The Straits Times
Published on Dec 20, 2012

Ways to solve manpower crunch


IT IS ironic that we may have to hire foreign workers to clean foreign workers' dormitories ("Foreign labour crunch results in shortage of cleaners"; Monday).

The solution to the manpower crunch remains elusive and the tripartite bodies should examine the manpower situation and offer tenable, sustainable options.

My suggestions are:

>>Conduct a comprehensive study to determine the manpower requirements by sector, and develop a plan for sourcing for manpower that matches sector growth.

>>Analyse local sources of manpower (for example, fresh graduates, seniors, housewives and so on), and determine where each would be most suitably employed.

>>Localise professional, managerial and executive (PME) positions by granting foreigners employment passes only for positions that are unique or specific to their skill or competency requirements.

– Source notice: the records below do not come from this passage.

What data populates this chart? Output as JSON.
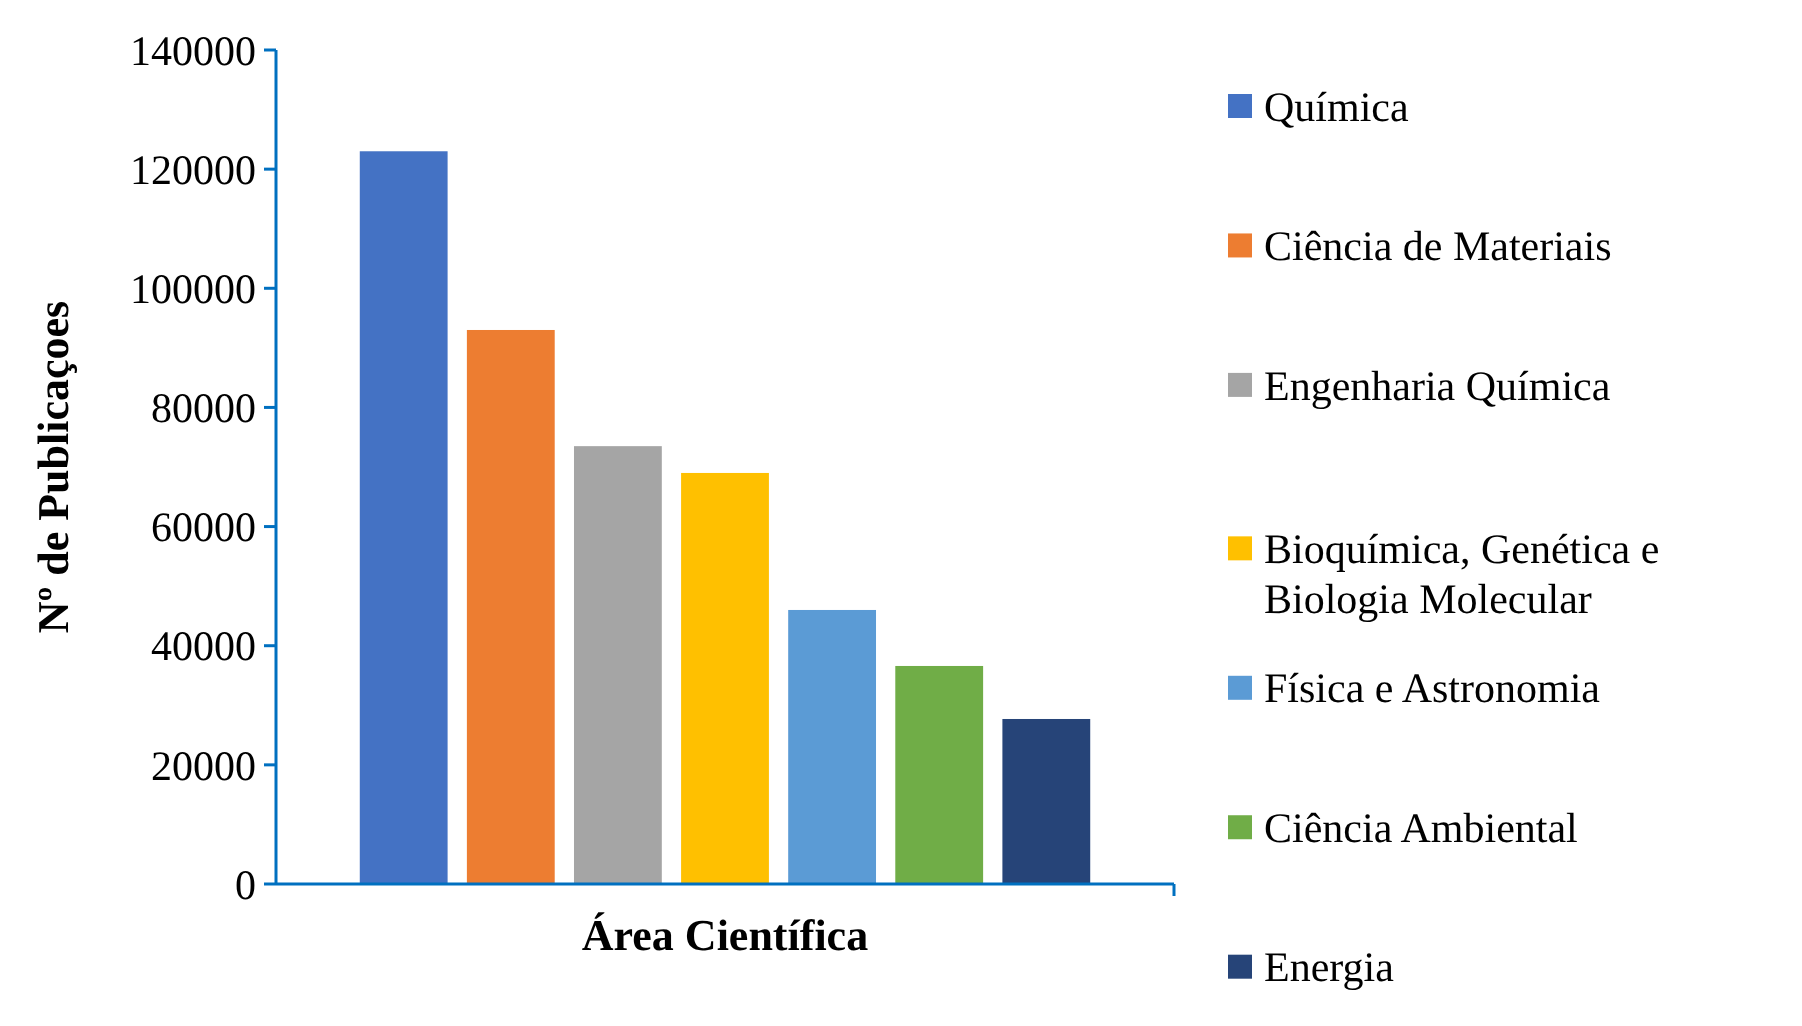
{
  "chart_data": {
    "type": "bar",
    "xlabel": "Área Científica",
    "ylabel": "Nº de Publicaçoes",
    "categories": [
      null
    ],
    "series": [
      {
        "name": "Química",
        "color": "#4472c4",
        "values": [
          123000
        ]
      },
      {
        "name": "Ciência de Materiais",
        "color": "#ed7d31",
        "values": [
          93000
        ]
      },
      {
        "name": "Engenharia Química",
        "color": "#a5a5a5",
        "values": [
          73500
        ]
      },
      {
        "name": "Bioquímica, Genética e Biologia Molecular",
        "color": "#ffc000",
        "values": [
          69000
        ]
      },
      {
        "name": "Física e Astronomia",
        "color": "#5b9bd5",
        "values": [
          46000
        ]
      },
      {
        "name": "Ciência Ambiental",
        "color": "#70ad47",
        "values": [
          36600
        ]
      },
      {
        "name": "Energia",
        "color": "#264478",
        "values": [
          27700
        ]
      }
    ],
    "ylim": [
      0,
      140000
    ],
    "yticks": [
      0,
      20000,
      40000,
      60000,
      80000,
      100000,
      120000,
      140000
    ],
    "grid": false,
    "legend": "right"
  }
}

>>Cap the duration of engagement for foreign workers in the low-skilled categories.

>>Offer grants or incentives for building designs and structures that are productivity-friendly.

>>Set suitable productivity indicators for the respective sectors that would be the criteria for determining foreign worker quotas.

>>Create a multi-tiered foreign worker levy, with the levy amount ranging from high (for PME positions) to low (for jobs that are unattractive to locals).

>>Eliminate the S Pass and refine the criteria for granting Employment Passes and Work Permits to prevent employers from getting around the foreign worker restrictions.

>>Promote and support training institutions that provide a steady supply of local and foreign interns and graduates.

>>Open up the sources of labour to avoid having one nationality dominate a particular occupation or trade.